LAMPUNG – Dewan Pimpinan Cabang (DPC) Gabungan Pengusaha Angkutan Sungai Danau dan Penyeberangan (Gapasdap) Bakauheni, jelang penghujung tahun 2017, mulai cemas dan was-was dengan tenggat waktu empat tahun setelah dikeluarkannya Peraturan Menteri Perhubungan (Permenhub) Nomor 88/2014 tentang Pengaturan Ukuran Kapal Angkutan Penyeberangan di Lintas Merak-Bakauheni.
Menurut ketua DPC Gapasdap Bakauheni, Warsa, menyebut masa empat tahun sudah dipergunakan oleh beberapa kapal milik beberapa perusahaan pelayaran yang tergabung di DPC Gapasdap dan Infa untuk menambah Groos Tonage (GT) atau berat kotor kapal.
Warsa menyebut, saat ini dari sebanyak 63 kapal roro di lintasan Selat Sunda masih di bawah 5000 GT dengan jumlah sebanyak 26 kapal roro di lintasan Selat Sunda dari sebanyak 19 perusahaan pelayaran. Beberapa kapal yang semula di bawah 5000 GT bahkan sudah melakukan proses penambahan atau peningkatan GT kapal diantaranya KMP Rajabasa, KMP Nusa Jaya, KMP Nusa Dharma dan KMP Nusa Bahagia dan beberapa kapal tengah melakukan upaya peningkatan GT kapal.

Beberapa perusahaan pelayaran kapal di lintasan Selat Sunda bahkan terpaksa harus siap untuk pindah lintasan diantaranya di Ketapang-Gilamanuk, Lembar- Padang Bai, Bajoe-Kolaka akibat sebagian kapal tersebut tidak bisa ditingkatkan GT-nya.
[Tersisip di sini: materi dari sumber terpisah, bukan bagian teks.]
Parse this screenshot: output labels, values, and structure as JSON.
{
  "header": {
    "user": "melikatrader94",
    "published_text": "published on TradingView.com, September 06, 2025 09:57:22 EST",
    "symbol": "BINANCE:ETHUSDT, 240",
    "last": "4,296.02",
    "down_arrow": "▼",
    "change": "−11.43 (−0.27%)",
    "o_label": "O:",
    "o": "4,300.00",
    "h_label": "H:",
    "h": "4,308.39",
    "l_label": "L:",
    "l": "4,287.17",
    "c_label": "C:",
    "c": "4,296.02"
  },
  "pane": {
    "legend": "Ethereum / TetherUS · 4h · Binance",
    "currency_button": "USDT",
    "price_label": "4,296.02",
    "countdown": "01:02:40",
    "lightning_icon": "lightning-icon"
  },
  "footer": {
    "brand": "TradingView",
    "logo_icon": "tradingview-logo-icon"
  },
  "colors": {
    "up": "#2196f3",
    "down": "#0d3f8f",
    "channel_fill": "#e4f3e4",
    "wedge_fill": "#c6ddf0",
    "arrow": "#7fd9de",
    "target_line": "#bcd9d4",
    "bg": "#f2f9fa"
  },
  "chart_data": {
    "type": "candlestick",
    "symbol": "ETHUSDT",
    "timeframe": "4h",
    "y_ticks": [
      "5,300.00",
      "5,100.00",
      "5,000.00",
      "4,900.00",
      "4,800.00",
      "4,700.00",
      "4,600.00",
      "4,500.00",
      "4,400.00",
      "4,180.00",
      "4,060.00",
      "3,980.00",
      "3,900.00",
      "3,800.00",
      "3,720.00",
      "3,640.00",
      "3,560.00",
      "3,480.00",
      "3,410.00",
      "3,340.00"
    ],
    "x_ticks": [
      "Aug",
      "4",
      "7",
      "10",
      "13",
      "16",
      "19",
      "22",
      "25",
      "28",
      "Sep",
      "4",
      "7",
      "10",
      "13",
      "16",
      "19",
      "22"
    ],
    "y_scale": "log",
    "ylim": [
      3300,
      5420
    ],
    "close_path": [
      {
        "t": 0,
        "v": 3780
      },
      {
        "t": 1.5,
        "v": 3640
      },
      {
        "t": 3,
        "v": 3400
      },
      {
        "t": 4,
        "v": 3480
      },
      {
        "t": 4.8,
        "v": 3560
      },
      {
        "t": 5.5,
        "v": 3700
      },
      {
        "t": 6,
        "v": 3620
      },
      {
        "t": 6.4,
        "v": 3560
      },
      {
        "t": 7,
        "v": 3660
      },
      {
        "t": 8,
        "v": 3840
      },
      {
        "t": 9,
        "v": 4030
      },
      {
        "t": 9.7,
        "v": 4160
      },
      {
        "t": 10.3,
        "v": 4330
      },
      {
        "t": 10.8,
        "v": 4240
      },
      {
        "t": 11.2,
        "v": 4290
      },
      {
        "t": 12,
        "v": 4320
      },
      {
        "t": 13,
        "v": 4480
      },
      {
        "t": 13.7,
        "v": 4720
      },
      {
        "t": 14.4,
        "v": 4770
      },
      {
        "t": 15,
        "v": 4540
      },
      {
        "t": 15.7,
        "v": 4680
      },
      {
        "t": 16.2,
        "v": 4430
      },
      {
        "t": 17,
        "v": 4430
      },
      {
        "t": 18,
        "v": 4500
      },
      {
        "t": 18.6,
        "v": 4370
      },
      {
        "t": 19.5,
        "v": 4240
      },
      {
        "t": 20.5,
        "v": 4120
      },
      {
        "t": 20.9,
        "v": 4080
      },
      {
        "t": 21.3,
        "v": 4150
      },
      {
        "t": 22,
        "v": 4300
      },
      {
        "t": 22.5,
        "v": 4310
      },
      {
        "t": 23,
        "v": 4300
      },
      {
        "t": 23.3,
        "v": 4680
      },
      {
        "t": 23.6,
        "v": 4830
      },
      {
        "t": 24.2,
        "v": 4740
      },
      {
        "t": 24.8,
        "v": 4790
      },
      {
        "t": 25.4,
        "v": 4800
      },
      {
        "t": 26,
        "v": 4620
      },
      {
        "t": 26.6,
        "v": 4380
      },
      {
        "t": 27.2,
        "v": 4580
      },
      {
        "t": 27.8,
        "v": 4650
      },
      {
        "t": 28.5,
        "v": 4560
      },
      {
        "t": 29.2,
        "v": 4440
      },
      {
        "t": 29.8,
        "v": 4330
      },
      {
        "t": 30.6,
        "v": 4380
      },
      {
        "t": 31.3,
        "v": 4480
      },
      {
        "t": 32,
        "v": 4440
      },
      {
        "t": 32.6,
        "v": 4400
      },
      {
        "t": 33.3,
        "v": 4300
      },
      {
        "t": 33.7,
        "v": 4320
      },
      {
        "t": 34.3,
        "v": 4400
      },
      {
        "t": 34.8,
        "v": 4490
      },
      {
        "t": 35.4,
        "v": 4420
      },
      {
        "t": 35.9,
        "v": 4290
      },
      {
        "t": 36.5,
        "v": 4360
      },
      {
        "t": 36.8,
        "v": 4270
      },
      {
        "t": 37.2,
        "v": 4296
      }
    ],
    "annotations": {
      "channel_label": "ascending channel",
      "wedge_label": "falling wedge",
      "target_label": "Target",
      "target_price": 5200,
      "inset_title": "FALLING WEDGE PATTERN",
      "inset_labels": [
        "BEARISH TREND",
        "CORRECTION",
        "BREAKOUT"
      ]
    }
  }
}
Sementara beberapa lintasan tersebut juga sebagian sudah padat (crowded). Dampak yang sangat terasa saat ini perusahaan pelayaran di lintasan Selat Sunda sebagian sudah terseok-seok dalam operasional sehingga dipastikan akan mengalami kerugian secara finansial. Berdampak beberapa perusahaan mengalami kerugian.
Dilema tersebut juga diakui oleh Martoyo, selaku anggota Indonesian National Ferry Owner Assosiation (INFA) di antaranya yang beranggotakan perusahaan pelayaran seperti PT. Jembatan Nusantara, Munic Line diantaranya JM, Prima Eksekutif, dan Prima Abesta. Pihaknya telah melakukan koordinasi dengan Kemenhub terkait hal tersebut diantaranya dengan kemudahan dalam perizinan di lintasan lain.
“Saat akan pindah ke lintasan lain tetap dipermudah namun tetap menjadi problem bagi perusahaan yang belum bisa meningkatkan bobot kapal,” beber Martoyo.

Perusahaan-perusahaan kapal yang “dikeluarkan” dari lintasan juga tetap akan mematuhi kebijakan pemerintah tersebut meskipun dalam industri perkapalan lintasan Bakauheni-Merak masih dalam situasi kontraproduktif. Bahkan sebagian kapal justru mengalami kerugian dengan adanya pelabuhan-pelabuhan baru di antaranya kapal Tol Laut di panjang dan pelabuhan Landing Craft Tank (LCT).
“Kami berharap pemerintah memperhatikan lintasan lain yang pastinya tidak sesuai dengan spesifikasi kapal yang sudah tidak bisa di-uprade. Karena beberapa dermaga di lintasan lain tidak sesuai dengan spesifikasi kapal di Bakauheni-Merak,” bebernya.
Ia berharap, pemerintah agar bisa mempertimbangkan beberapa faktor tersebut khususnya bagi perusahan kapal pemilik di bawah 5000 GT sehingga implementasi peraturan baru tersebut tidak merugikan pihak-pihak terkait. Terutama industri perkapalan. Salah satu sumber yang dikonfirmasi Cendana News berharap, kebijakan yang diambil tidak berdampak luas, termasuk bagi karyawan atau pekerja kapal yang terpaksa berhenti akibat beberapa kapal tak beroperasi.